Identity with Sylvie Guillot

We are faced with a woman’s back. She curls over herself, fetus-like, with her long dark hair obscuring her face. Initially, she appears to be a classic life-drawing subject, her identity subsumed into flesh, positioned for aesthetic beauty and to facilitate students’ pursuit of technical artistic mastery of the human form. The woman’s thoughts are shrouded from us, a mystery. The soft flesh of her curved back takes the majority of space in the painting and attracts our immediate attention. Her pink skin appears so real it seems you could almost touch it. But our eyes are soon drawn leftwards towards the darker-colored creases of her gathered in limbs and lowered head.
She seems burdened by emotion but also strengthened, sure in herself and the solidity of her being. She takes possession of her pose. The sole of her right foot turns upward in delicate vulnerability but her left hand is planted determinedly on the floor, perhaps in preparation to stand. Her back is a fortress, confronting our probing, perhaps voyeuristic gaze, containing the woman’s memories and dreams, shielding them in flesh. She gathers up her identity into herself. This is somewhat frustrating. We want to understand her, to connect. As viewers we will her to rise, strong and tall, to turn her face and to look at us. To include us in her experience.

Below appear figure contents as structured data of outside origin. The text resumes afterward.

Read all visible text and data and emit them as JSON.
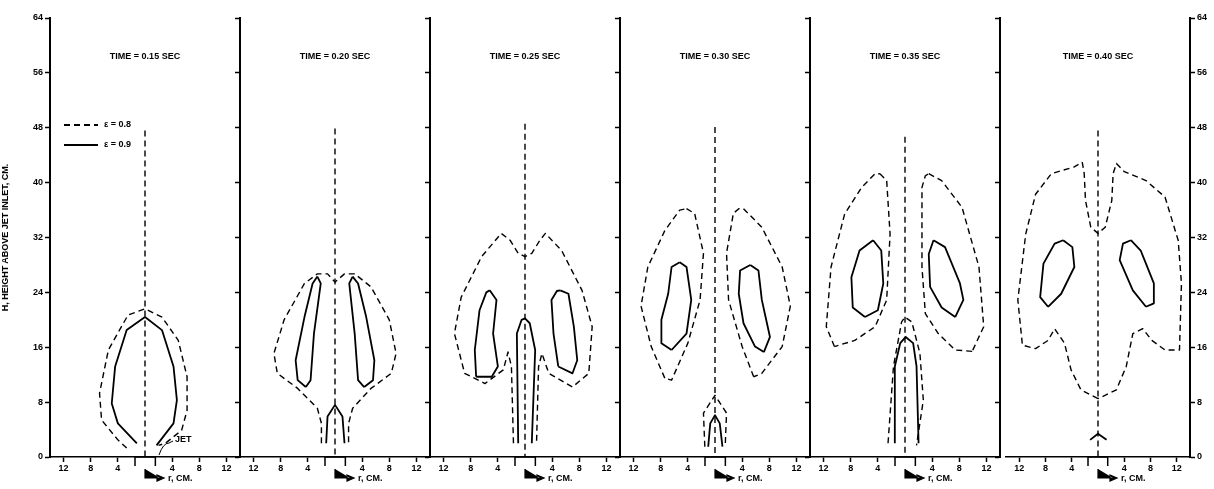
{
  "chart_data": [
    {
      "type": "line",
      "title": "TIME = 0.15 SEC",
      "xlabel": "r, CM.",
      "ylabel": "H, HEIGHT ABOVE JET INLET, CM.",
      "legend": "top left",
      "grid": false,
      "marker": "none",
      "xlim": [
        -14,
        14
      ],
      "xticks": [
        {
          "value": -12,
          "label": "12"
        },
        {
          "value": -8,
          "label": "8"
        },
        {
          "value": -4,
          "label": "4"
        },
        {
          "value": 4,
          "label": "4"
        },
        {
          "value": 8,
          "label": "8"
        },
        {
          "value": 12,
          "label": "12"
        }
      ],
      "ylim": [
        0,
        64
      ],
      "yticks": [
        0,
        8,
        16,
        24,
        32,
        40,
        48,
        56,
        64
      ],
      "annotations": [
        "JET"
      ],
      "series": [
        {
          "name": "ε = 0.8",
          "color": "#000000",
          "line_style": "dashed",
          "x": [
            -2.7,
            -4,
            -6.4,
            -6.7,
            -5.4,
            -2.5,
            0,
            2.5,
            4.9,
            6.2,
            6.2,
            5.4,
            3,
            2
          ],
          "values": [
            1.3,
            2.5,
            5.4,
            9.3,
            15.6,
            20.7,
            21.6,
            20.4,
            17,
            11.7,
            6.8,
            3.9,
            2,
            1.7
          ]
        },
        {
          "name": "ε = 0.9",
          "color": "#000000",
          "line_style": "solid",
          "x": [
            -1.2,
            -4,
            -4.9,
            -4.4,
            -2.7,
            0,
            2.5,
            4.2,
            4.7,
            4.2,
            1.7
          ],
          "values": [
            2,
            4.9,
            7.8,
            13.2,
            18.5,
            20.4,
            18.5,
            13.2,
            8.3,
            4.9,
            1.7
          ]
        },
        {
          "color": "#000000",
          "line_style": "dashed",
          "x": [
            0,
            0
          ],
          "values": [
            47.6,
            0
          ]
        }
      ]
    },
    {
      "type": "line",
      "title": "TIME = 0.20 SEC",
      "xlabel": "r, CM.",
      "grid": false,
      "marker": "none",
      "tick_labels": "x",
      "xlim": [
        -14,
        14
      ],
      "xticks": [
        {
          "value": -12,
          "label": "12"
        },
        {
          "value": -8,
          "label": "8"
        },
        {
          "value": -4,
          "label": "4"
        },
        {
          "value": 4,
          "label": "4"
        },
        {
          "value": 8,
          "label": "8"
        },
        {
          "value": 12,
          "label": "12"
        }
      ],
      "ylim": [
        0,
        64
      ],
      "yticks": [
        0,
        8,
        16,
        24,
        32,
        40,
        48,
        56,
        64
      ],
      "series": [
        {
          "color": "#000000",
          "line_style": "dashed",
          "x": [
            -2,
            -2,
            -2.6,
            -5.5,
            -8.5,
            -9,
            -7.5,
            -4.5,
            -2.6,
            -1.1,
            0,
            1.4,
            2.9,
            5.3,
            8,
            9,
            8.3,
            5.3,
            2.6,
            2,
            2
          ],
          "values": [
            2,
            4.9,
            7.1,
            10,
            12.2,
            15.1,
            20,
            25.3,
            26.7,
            26.7,
            25.5,
            26.7,
            26.7,
            24.8,
            20,
            15.1,
            12.2,
            10,
            7.1,
            4.9,
            2
          ]
        },
        {
          "color": "#000000",
          "line_style": "solid",
          "x": [
            -2.6,
            -2.1,
            -3.1,
            -3.6,
            -4.3
          ],
          "values": [
            26.3,
            25.3,
            18,
            11.2,
            10.2
          ]
        },
        {
          "color": "#000000",
          "line_style": "solid",
          "x": [
            -4.3,
            -5.5,
            -5.8,
            -4.5,
            -3.3,
            -2.6
          ],
          "values": [
            10.2,
            11.2,
            14.1,
            20.4,
            25.3,
            26.3
          ]
        },
        {
          "color": "#000000",
          "line_style": "solid",
          "x": [
            2.6,
            3.4,
            4.6,
            5.8,
            5.6,
            4.3
          ],
          "values": [
            26.3,
            25.3,
            20.4,
            14.1,
            11.2,
            10.2
          ]
        },
        {
          "color": "#000000",
          "line_style": "solid",
          "x": [
            4.3,
            3.4,
            2.9,
            2.1,
            2.6
          ],
          "values": [
            10.2,
            11.2,
            18,
            25.3,
            26.3
          ]
        },
        {
          "color": "#000000",
          "line_style": "solid",
          "x": [
            -1.3,
            -1.1,
            0,
            1.1,
            1.4
          ],
          "values": [
            2,
            5.9,
            7.6,
            5.9,
            2
          ]
        },
        {
          "color": "#000000",
          "line_style": "dashed",
          "x": [
            0,
            0
          ],
          "values": [
            47.9,
            0
          ]
        }
      ]
    },
    {
      "type": "line",
      "title": "TIME = 0.25 SEC",
      "xlabel": "r, CM.",
      "grid": false,
      "marker": "none",
      "tick_labels": "x",
      "xlim": [
        -14,
        14
      ],
      "xticks": [
        {
          "value": -12,
          "label": "12"
        },
        {
          "value": -8,
          "label": "8"
        },
        {
          "value": -4,
          "label": "4"
        },
        {
          "value": 4,
          "label": "4"
        },
        {
          "value": 8,
          "label": "8"
        },
        {
          "value": 12,
          "label": "12"
        }
      ],
      "ylim": [
        0,
        64
      ],
      "yticks": [
        0,
        8,
        16,
        24,
        32,
        40,
        48,
        56,
        64
      ],
      "series": [
        {
          "color": "#000000",
          "line_style": "dashed",
          "x": [
            -1.7,
            -2,
            -2.5,
            -3.2,
            -5.9,
            -8.9,
            -10.4,
            -9.4,
            -6.4,
            -3.5,
            -2.2,
            -1,
            0,
            1,
            2.2,
            3,
            5.4,
            8.4,
            9.9,
            9.4,
            7,
            3.5,
            2.5,
            2,
            1.7
          ],
          "values": [
            2,
            13.2,
            15.3,
            12.7,
            10.7,
            12.2,
            18,
            23.3,
            29.2,
            32.6,
            31.6,
            29.7,
            29.2,
            29.7,
            31.6,
            32.6,
            30.1,
            24.3,
            19,
            12.2,
            10.2,
            12.2,
            15.1,
            13.2,
            2
          ]
        },
        {
          "color": "#000000",
          "line_style": "solid",
          "x": [
            -5.2,
            -4.2,
            -4.7,
            -4,
            -4.9,
            -7.2
          ],
          "values": [
            24.3,
            22.9,
            18,
            13.2,
            11.7,
            11.7
          ]
        },
        {
          "color": "#000000",
          "line_style": "solid",
          "x": [
            -7.2,
            -7.4,
            -6.7,
            -5.7,
            -5.2
          ],
          "values": [
            11.7,
            15.6,
            21.4,
            24,
            24.3
          ]
        },
        {
          "color": "#000000",
          "line_style": "solid",
          "x": [
            5.2,
            6.4,
            7.2,
            7.7,
            7,
            4.9
          ],
          "values": [
            24.3,
            23.8,
            19,
            14.1,
            12.2,
            13.2
          ]
        },
        {
          "color": "#000000",
          "line_style": "solid",
          "x": [
            4.9,
            4.2,
            3.9,
            4.7,
            5.2
          ],
          "values": [
            13.2,
            18,
            22.9,
            24.2,
            24.3
          ]
        },
        {
          "color": "#000000",
          "line_style": "solid",
          "x": [
            -1,
            -1.2,
            -0.5,
            0,
            0.7,
            1.5,
            1
          ],
          "values": [
            2,
            18,
            20,
            20.2,
            19.5,
            15.6,
            2
          ]
        },
        {
          "color": "#000000",
          "line_style": "dashed",
          "x": [
            0,
            0
          ],
          "values": [
            48.6,
            0
          ]
        }
      ]
    },
    {
      "type": "line",
      "title": "TIME = 0.30 SEC",
      "xlabel": "r, CM.",
      "grid": false,
      "marker": "none",
      "tick_labels": "x",
      "xlim": [
        -14,
        14
      ],
      "xticks": [
        {
          "value": -12,
          "label": "12"
        },
        {
          "value": -8,
          "label": "8"
        },
        {
          "value": -4,
          "label": "4"
        },
        {
          "value": 4,
          "label": "4"
        },
        {
          "value": 8,
          "label": "8"
        },
        {
          "value": 12,
          "label": "12"
        }
      ],
      "ylim": [
        0,
        64
      ],
      "yticks": [
        0,
        8,
        16,
        24,
        32,
        40,
        48,
        56,
        64
      ],
      "series": [
        {
          "color": "#000000",
          "line_style": "dashed",
          "x": [
            -4.2,
            -3,
            -1.7,
            -2.2,
            -4,
            -6.4,
            -7.4
          ],
          "values": [
            36.2,
            35.5,
            29.7,
            22.9,
            16.6,
            11.2,
            11.5
          ]
        },
        {
          "color": "#000000",
          "line_style": "dashed",
          "x": [
            -7.4,
            -9.4,
            -10.9,
            -9.9,
            -7.4,
            -5.2,
            -4.2
          ],
          "values": [
            11.5,
            16.1,
            22,
            27.7,
            33,
            36,
            36.2
          ]
        },
        {
          "color": "#000000",
          "line_style": "dashed",
          "x": [
            4.2,
            6.9,
            9.9,
            11.1,
            9.9,
            6.9,
            5.7
          ],
          "values": [
            36.2,
            33.5,
            27.7,
            22,
            16.1,
            12.2,
            11.7
          ]
        },
        {
          "color": "#000000",
          "line_style": "dashed",
          "x": [
            5.7,
            4,
            2,
            1.7,
            2.7,
            3.5,
            4.2
          ],
          "values": [
            11.7,
            16.1,
            22.9,
            29.7,
            35.5,
            36.2,
            36.2
          ]
        },
        {
          "color": "#000000",
          "line_style": "solid",
          "x": [
            -5.2,
            -4.2,
            -3.5,
            -4.2,
            -6.4
          ],
          "values": [
            28.4,
            27.7,
            22.9,
            18,
            15.6
          ]
        },
        {
          "color": "#000000",
          "line_style": "solid",
          "x": [
            -6.4,
            -7.9,
            -7.9,
            -6.9,
            -6.4,
            -5.2
          ],
          "values": [
            15.6,
            16.6,
            20,
            23.8,
            27.7,
            28.4
          ]
        },
        {
          "color": "#000000",
          "line_style": "solid",
          "x": [
            5.2,
            6.4,
            6.9,
            8.1,
            7.2
          ],
          "values": [
            28,
            27.2,
            22.9,
            17.5,
            15.3
          ]
        },
        {
          "color": "#000000",
          "line_style": "solid",
          "x": [
            7.2,
            5.9,
            4.2,
            3.5,
            3.7,
            5.2
          ],
          "values": [
            15.3,
            16.1,
            19.5,
            23.8,
            27.2,
            28
          ]
        },
        {
          "color": "#000000",
          "line_style": "dashed",
          "x": [
            -1.5,
            -1.7,
            0,
            1.7,
            1.5
          ],
          "values": [
            1.5,
            6.4,
            9,
            6.4,
            1.5
          ]
        },
        {
          "color": "#000000",
          "line_style": "solid",
          "x": [
            -1,
            -0.7,
            0,
            0.7,
            1.1
          ],
          "values": [
            1.5,
            4.9,
            6.1,
            4.9,
            1.5
          ]
        },
        {
          "color": "#000000",
          "line_style": "dashed",
          "x": [
            0,
            0
          ],
          "values": [
            48.1,
            0
          ]
        }
      ]
    },
    {
      "type": "line",
      "title": "TIME = 0.35 SEC",
      "xlabel": "r, CM.",
      "grid": false,
      "marker": "none",
      "tick_labels": "x",
      "xlim": [
        -14,
        14
      ],
      "xticks": [
        {
          "value": -12,
          "label": "12"
        },
        {
          "value": -8,
          "label": "8"
        },
        {
          "value": -4,
          "label": "4"
        },
        {
          "value": 4,
          "label": "4"
        },
        {
          "value": 8,
          "label": "8"
        },
        {
          "value": 12,
          "label": "12"
        }
      ],
      "ylim": [
        0,
        64
      ],
      "yticks": [
        0,
        8,
        16,
        24,
        32,
        40,
        48,
        56,
        64
      ],
      "series": [
        {
          "color": "#000000",
          "line_style": "dashed",
          "x": [
            -3.7,
            -2.7,
            -2.2,
            -2.7,
            -4.4,
            -7.4,
            -10.4
          ],
          "values": [
            41.3,
            40.3,
            32.5,
            22.9,
            19,
            17,
            16.1
          ]
        },
        {
          "color": "#000000",
          "line_style": "dashed",
          "x": [
            -10.4,
            -11.6,
            -10.9,
            -8.9,
            -6.4,
            -4.4,
            -3.7
          ],
          "values": [
            16.1,
            19,
            27.7,
            35.4,
            39.3,
            41.3,
            41.3
          ]
        },
        {
          "color": "#000000",
          "line_style": "dashed",
          "x": [
            3.5,
            5.4,
            8.4,
            10.9,
            11.6,
            9.9
          ],
          "values": [
            41.3,
            40.3,
            36.4,
            27.7,
            19,
            15.4
          ]
        },
        {
          "color": "#000000",
          "line_style": "dashed",
          "x": [
            9.9,
            7.4,
            4.9,
            3,
            2.5,
            2.5,
            3,
            3.5
          ],
          "values": [
            15.4,
            15.6,
            18,
            20.9,
            27.7,
            39.3,
            41,
            41.3
          ]
        },
        {
          "color": "#000000",
          "line_style": "solid",
          "x": [
            -4.7,
            -3.5,
            -3.2,
            -4,
            -5.9
          ],
          "values": [
            31.6,
            30.1,
            25.3,
            21.4,
            20.4
          ]
        },
        {
          "color": "#000000",
          "line_style": "solid",
          "x": [
            -5.9,
            -7.7,
            -7.9,
            -6.7,
            -4.7
          ],
          "values": [
            20.4,
            21.8,
            26.2,
            30.1,
            31.6
          ]
        },
        {
          "color": "#000000",
          "line_style": "solid",
          "x": [
            4.2,
            5.9,
            8.1,
            8.6,
            7.4
          ],
          "values": [
            31.6,
            30.6,
            25.3,
            22.9,
            20.4
          ]
        },
        {
          "color": "#000000",
          "line_style": "solid",
          "x": [
            7.4,
            5.4,
            3.7,
            3.5,
            4.2
          ],
          "values": [
            20.4,
            21.8,
            24.8,
            29.6,
            31.6
          ]
        },
        {
          "color": "#000000",
          "line_style": "dashed",
          "x": [
            -2.5,
            -1.7,
            -0.5,
            0,
            1,
            2.2,
            2.7,
            1.7
          ],
          "values": [
            2,
            13.2,
            19.7,
            20.4,
            19.7,
            15.1,
            8.3,
            1.7
          ]
        },
        {
          "color": "#000000",
          "line_style": "solid",
          "x": [
            -1.5,
            -1.5,
            -0.7,
            0.1,
            1.2,
            1.7,
            2
          ],
          "values": [
            2,
            13.2,
            16.6,
            17.5,
            16.6,
            13.2,
            2
          ]
        },
        {
          "color": "#000000",
          "line_style": "dashed",
          "x": [
            0,
            0
          ],
          "values": [
            46.7,
            0
          ]
        }
      ]
    },
    {
      "type": "line",
      "title": "TIME = 0.40 SEC",
      "xlabel": "r, CM.",
      "grid": false,
      "marker": "none",
      "xlim": [
        -14,
        14
      ],
      "xticks": [
        {
          "value": -12,
          "label": "12"
        },
        {
          "value": -8,
          "label": "8"
        },
        {
          "value": -4,
          "label": "4"
        },
        {
          "value": 4,
          "label": "4"
        },
        {
          "value": 8,
          "label": "8"
        },
        {
          "value": 12,
          "label": "12"
        }
      ],
      "y2lim": [
        0,
        64
      ],
      "y2ticks": [
        0,
        8,
        16,
        24,
        32,
        40,
        48,
        56,
        64
      ],
      "series": [
        {
          "color": "#000000",
          "axis": "y2",
          "line_style": "dashed",
          "x": [
            -2.4,
            -2.1,
            -1.9,
            -1.1,
            0,
            1.1,
            2.1,
            2.3,
            2.8,
            4,
            7.3,
            10.2,
            12.2,
            12.7,
            12.4,
            10.2,
            8.2,
            6.8,
            5.3,
            4.3,
            2.8,
            0
          ],
          "values": [
            43,
            41.3,
            37.4,
            33.5,
            32.6,
            33.5,
            37.4,
            41.3,
            42.8,
            41.6,
            40.3,
            37.9,
            31.6,
            25.3,
            15.6,
            15.6,
            17,
            18.7,
            18,
            13.2,
            9.8,
            8.5
          ]
        },
        {
          "color": "#000000",
          "axis": "y2",
          "line_style": "dashed",
          "x": [
            0,
            -2.6,
            -4.1,
            -5.1,
            -6.6,
            -7.6,
            -9.5,
            -11.5,
            -12.2,
            -11,
            -9.5,
            -7.1,
            -3.6,
            -2.4
          ],
          "values": [
            8.5,
            9.8,
            12.7,
            16.6,
            18.7,
            17,
            15.8,
            16.3,
            22.9,
            32.5,
            38.3,
            41.3,
            42.3,
            43
          ]
        },
        {
          "color": "#000000",
          "axis": "y2",
          "line_style": "solid",
          "x": [
            -5.3,
            -3.9,
            -3.6,
            -5.6,
            -7.6
          ],
          "values": [
            31.6,
            30.6,
            27.7,
            23.8,
            21.9
          ]
        },
        {
          "color": "#000000",
          "axis": "y2",
          "line_style": "solid",
          "x": [
            -7.6,
            -8.8,
            -8.3,
            -6.6,
            -5.3
          ],
          "values": [
            21.9,
            23.3,
            28.2,
            31.1,
            31.6
          ]
        },
        {
          "color": "#000000",
          "axis": "y2",
          "line_style": "solid",
          "x": [
            5,
            6.5,
            8.5,
            8.5,
            7.3
          ],
          "values": [
            31.6,
            30.1,
            25.3,
            22.4,
            21.9
          ]
        },
        {
          "color": "#000000",
          "axis": "y2",
          "line_style": "solid",
          "x": [
            7.3,
            5.3,
            3.3,
            3.8,
            5
          ],
          "values": [
            21.9,
            24.3,
            28.7,
            31.1,
            31.6
          ]
        },
        {
          "color": "#000000",
          "axis": "y2",
          "line_style": "solid",
          "x": [
            -1.2,
            0,
            1.3
          ],
          "values": [
            2.5,
            3.4,
            2.5
          ]
        },
        {
          "color": "#000000",
          "axis": "y2",
          "line_style": "dashed",
          "x": [
            0,
            0
          ],
          "values": [
            47.6,
            0
          ]
        }
      ]
    }
  ]
}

Locked out, we watch her from the outside, projecting our own emotions on to her huddled body, trying to relate. How does she feel? Weary? Protective? Vulnerable? Cold after hours of posing? Sorrowful? Hopeful? We cannot tell. Other people’s bodies hold secrets we can rarely grasp. How it feels to inhabit a singular human form – experience we can only hope to convey through human contact, words or art. But we identify with this curled woman, with the absolute humanity of her flesh and its tie to an inner emotional life. The intertwining of soul and matter, and the personal isolation and desperate desire to connect.
How does this painting make you feel?